Dermaplane Consent Form
Although every precaution will be taken to ensure your safety and well-being before, during, and after your treatment/procedure, please be aware of the following information and possible risks and indicate that you fully understand what to expect.
I give permission to my esthetician to perform a dermaplaning treatment
I agree to be truthful about my physical conditions, pregnancy, medications that I may be taking, and my current skin care regimen. I am also aware that my lifestyle, which if it includes smoking, outdoor exposure, tanning beds, alcohol consumption and/or recreational use of controlled substances, will affect and diminish the effectiveness and result of the treatment.
I have disclosed to my esthetician any surgical procedures, laser treatments or facial procedures that I have had or intend on having in the future.
I have not received Botox or fillers within 7 days of this appointment.
I have not used any form of Vitamin A within the past 5 days and will not use Vitamin A 5 days after the service.
I have not had any recent chemotherapy or radiation treatments in the past year.

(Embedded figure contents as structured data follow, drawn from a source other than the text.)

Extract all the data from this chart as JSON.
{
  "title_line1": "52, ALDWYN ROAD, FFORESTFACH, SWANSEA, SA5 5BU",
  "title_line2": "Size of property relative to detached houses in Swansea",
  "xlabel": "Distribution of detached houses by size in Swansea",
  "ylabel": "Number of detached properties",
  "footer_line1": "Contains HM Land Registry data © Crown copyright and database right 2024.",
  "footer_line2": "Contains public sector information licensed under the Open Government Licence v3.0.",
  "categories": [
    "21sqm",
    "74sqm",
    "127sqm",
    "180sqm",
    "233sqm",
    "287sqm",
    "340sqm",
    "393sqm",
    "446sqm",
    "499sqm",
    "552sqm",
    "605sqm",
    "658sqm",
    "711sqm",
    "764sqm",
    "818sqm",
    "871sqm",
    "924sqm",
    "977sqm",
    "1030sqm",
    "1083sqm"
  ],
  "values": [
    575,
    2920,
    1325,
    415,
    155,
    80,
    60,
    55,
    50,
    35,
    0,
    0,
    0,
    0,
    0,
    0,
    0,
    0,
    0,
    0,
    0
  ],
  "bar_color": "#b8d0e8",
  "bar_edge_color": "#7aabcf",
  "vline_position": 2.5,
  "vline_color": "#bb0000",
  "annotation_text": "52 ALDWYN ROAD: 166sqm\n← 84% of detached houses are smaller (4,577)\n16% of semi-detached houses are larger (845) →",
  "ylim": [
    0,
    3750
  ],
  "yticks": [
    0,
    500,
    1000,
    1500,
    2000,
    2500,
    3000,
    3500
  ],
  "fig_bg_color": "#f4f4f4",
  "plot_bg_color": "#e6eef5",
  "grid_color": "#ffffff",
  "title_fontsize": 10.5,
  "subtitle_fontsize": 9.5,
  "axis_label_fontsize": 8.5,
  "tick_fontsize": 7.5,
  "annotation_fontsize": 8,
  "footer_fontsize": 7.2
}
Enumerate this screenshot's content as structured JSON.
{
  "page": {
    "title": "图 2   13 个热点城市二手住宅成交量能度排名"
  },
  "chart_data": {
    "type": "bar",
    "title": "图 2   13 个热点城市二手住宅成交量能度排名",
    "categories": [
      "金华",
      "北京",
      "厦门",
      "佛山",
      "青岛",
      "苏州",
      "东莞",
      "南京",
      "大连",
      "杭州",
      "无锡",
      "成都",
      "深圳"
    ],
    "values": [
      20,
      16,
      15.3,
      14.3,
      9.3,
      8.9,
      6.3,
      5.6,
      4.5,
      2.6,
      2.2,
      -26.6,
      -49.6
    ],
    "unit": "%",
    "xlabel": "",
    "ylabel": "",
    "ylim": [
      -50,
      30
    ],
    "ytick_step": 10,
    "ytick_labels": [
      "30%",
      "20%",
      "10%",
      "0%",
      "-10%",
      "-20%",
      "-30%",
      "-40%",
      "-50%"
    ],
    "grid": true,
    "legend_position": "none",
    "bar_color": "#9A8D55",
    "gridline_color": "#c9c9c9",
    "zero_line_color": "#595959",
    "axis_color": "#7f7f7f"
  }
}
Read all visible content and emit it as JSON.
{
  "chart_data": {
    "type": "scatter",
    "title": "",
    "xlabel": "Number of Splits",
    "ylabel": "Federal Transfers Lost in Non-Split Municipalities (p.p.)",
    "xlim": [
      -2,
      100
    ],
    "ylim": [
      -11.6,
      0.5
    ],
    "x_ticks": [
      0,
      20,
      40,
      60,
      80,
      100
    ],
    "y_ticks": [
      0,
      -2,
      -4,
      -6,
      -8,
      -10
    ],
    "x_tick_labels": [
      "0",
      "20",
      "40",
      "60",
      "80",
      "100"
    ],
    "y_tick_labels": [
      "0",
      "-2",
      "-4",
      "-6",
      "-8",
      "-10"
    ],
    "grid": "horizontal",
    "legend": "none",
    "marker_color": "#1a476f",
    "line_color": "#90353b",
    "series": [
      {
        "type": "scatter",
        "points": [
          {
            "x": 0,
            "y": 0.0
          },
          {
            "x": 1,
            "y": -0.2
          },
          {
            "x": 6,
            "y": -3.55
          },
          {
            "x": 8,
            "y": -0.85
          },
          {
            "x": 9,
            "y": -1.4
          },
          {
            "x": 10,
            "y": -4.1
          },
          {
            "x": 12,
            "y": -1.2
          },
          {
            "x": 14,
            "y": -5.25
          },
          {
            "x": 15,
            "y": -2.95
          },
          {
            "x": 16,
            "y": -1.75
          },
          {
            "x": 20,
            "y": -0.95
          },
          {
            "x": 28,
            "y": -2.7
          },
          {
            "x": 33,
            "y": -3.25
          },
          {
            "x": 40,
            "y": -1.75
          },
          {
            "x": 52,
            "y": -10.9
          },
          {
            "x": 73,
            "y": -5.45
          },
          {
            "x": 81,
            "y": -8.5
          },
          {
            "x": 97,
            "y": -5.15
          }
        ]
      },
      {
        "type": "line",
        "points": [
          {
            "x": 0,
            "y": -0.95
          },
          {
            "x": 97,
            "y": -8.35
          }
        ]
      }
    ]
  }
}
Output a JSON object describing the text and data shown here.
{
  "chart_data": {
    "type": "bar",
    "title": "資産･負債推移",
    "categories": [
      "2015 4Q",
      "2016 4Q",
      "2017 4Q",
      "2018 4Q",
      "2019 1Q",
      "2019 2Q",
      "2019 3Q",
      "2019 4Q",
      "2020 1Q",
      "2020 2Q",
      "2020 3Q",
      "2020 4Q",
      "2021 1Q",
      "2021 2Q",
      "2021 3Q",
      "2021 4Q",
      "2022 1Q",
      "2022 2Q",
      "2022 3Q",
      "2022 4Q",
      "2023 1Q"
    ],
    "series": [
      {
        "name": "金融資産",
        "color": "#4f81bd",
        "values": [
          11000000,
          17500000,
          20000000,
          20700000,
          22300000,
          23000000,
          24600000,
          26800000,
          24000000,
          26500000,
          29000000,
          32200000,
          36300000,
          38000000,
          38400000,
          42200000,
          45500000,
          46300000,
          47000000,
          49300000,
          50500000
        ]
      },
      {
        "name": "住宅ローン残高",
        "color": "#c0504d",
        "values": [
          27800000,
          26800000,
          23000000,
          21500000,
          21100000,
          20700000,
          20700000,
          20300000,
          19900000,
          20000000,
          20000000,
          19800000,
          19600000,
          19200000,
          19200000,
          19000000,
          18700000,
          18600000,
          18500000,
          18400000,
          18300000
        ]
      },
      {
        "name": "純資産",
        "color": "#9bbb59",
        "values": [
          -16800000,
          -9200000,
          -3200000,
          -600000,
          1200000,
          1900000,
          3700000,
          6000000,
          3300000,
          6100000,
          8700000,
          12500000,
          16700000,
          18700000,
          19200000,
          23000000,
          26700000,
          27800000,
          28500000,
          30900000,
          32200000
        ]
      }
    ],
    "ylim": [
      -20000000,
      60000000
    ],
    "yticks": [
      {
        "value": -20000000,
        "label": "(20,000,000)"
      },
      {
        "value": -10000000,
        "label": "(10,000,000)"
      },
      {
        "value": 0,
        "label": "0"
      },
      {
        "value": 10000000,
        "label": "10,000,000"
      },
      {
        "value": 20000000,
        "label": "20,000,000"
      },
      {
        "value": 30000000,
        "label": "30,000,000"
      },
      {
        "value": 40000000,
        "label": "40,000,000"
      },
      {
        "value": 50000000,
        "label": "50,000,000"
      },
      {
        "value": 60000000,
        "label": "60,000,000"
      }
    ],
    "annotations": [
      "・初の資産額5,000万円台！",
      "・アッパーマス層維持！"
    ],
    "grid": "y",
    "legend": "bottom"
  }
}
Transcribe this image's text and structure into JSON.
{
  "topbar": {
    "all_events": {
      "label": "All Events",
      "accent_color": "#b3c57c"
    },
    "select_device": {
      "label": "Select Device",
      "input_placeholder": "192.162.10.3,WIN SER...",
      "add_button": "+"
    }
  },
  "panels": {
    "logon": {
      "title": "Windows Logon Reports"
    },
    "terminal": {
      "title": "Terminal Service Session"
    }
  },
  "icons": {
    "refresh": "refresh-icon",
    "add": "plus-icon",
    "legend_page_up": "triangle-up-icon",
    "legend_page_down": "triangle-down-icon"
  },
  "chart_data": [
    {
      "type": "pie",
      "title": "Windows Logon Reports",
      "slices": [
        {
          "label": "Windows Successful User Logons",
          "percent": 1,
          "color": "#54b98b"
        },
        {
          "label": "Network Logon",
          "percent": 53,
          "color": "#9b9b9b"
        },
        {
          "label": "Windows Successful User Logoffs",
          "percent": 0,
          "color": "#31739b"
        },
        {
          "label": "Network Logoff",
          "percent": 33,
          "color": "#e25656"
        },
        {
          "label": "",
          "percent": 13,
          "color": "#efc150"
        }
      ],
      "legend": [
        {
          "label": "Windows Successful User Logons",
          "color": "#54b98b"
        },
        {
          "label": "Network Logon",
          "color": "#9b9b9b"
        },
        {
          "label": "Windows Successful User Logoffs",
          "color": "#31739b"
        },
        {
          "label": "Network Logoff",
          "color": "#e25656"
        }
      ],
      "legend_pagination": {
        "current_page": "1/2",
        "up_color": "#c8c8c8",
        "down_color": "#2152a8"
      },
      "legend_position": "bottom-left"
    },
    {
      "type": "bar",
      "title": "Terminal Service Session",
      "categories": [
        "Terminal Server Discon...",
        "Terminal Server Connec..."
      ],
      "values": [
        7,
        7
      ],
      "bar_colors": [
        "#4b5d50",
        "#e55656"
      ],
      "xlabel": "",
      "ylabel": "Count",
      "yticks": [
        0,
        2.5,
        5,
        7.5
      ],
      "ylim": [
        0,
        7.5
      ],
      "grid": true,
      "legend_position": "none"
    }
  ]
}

I have not recently waxed or used a depilatory (such as Nair) on the area being treated today. I do not have a history of keloid scarring, diabetes, any autoimmune disease, active herpes blisters or cold sores.
I have not had any other peel treatment of any kind within 14 days of treatment. I understand I cannot have another treatment within 14 days of this treatment, whether the treatment is performed at this location or any other location.
I agree to refrain from excessive sun exposure or the use of a tanning bed while I am undergoing treatment and during the 3 days following the end of the treatment.
I understand that sun exposure is prohibited while I am undergoing treatment and that the use of sunscreen is mandatory.
I understand the purpose of this procedure is to exfoliate the outer surface of my skin.
I understand that the following conditions preclude me from having this treatment currently and verify that none of these conditions apply to me at this time.
Broken skin on areas to be treated
Sunburn or windburn skin
Visible inflammatory or inflammatory lesions
Herpes virus (cold sores) on mouth
Laser Hair Removal within 6 weeks
Use of glycolic acid products
Use of Retin-A®, Renova®, retinoids (Vitamin A) in the last 4 weeks
Use of Accutane within the last 12 months
Active moderate-severe acne
My expectations are realistic and I understand that the results are not guaranteed and that for maximum results, more than one application may be necessary. The rate of improvement depends on my skin type, condition, my age, degree of sun damage, or pigmentation levels.
I understand that although complications are very rare, sometimes they may occur and that prompt treatment is necessary. In the event of any complication, I will immediately contact the esthetician who performed the treatment.
I understand that every precaution will be taken to minimize or eliminate negative reactions such as blisters, redness, or irritation.
I understand that my esthetician will recommend home care products to work in tandem with the in-clinic treatment. I am willing to follow recommendations by my esthetician for home care.
In the event of any questions or concerns, I will consult my skin care professional immediately. I understand the potential risks and complications and I have chosen to proceed with the treatment after careful consideration of both known and unknown risks, complications, and limitations. I will hold the esthetician harmless from any liability that may result from this treatment. I agree that this constitutes full disclosure, and that it supersedes any previous verbal or written disclosures. I certify that I have read, and fully understand the above paragraphs and that I have had sufficient opportunity for discussion to have any questions answered.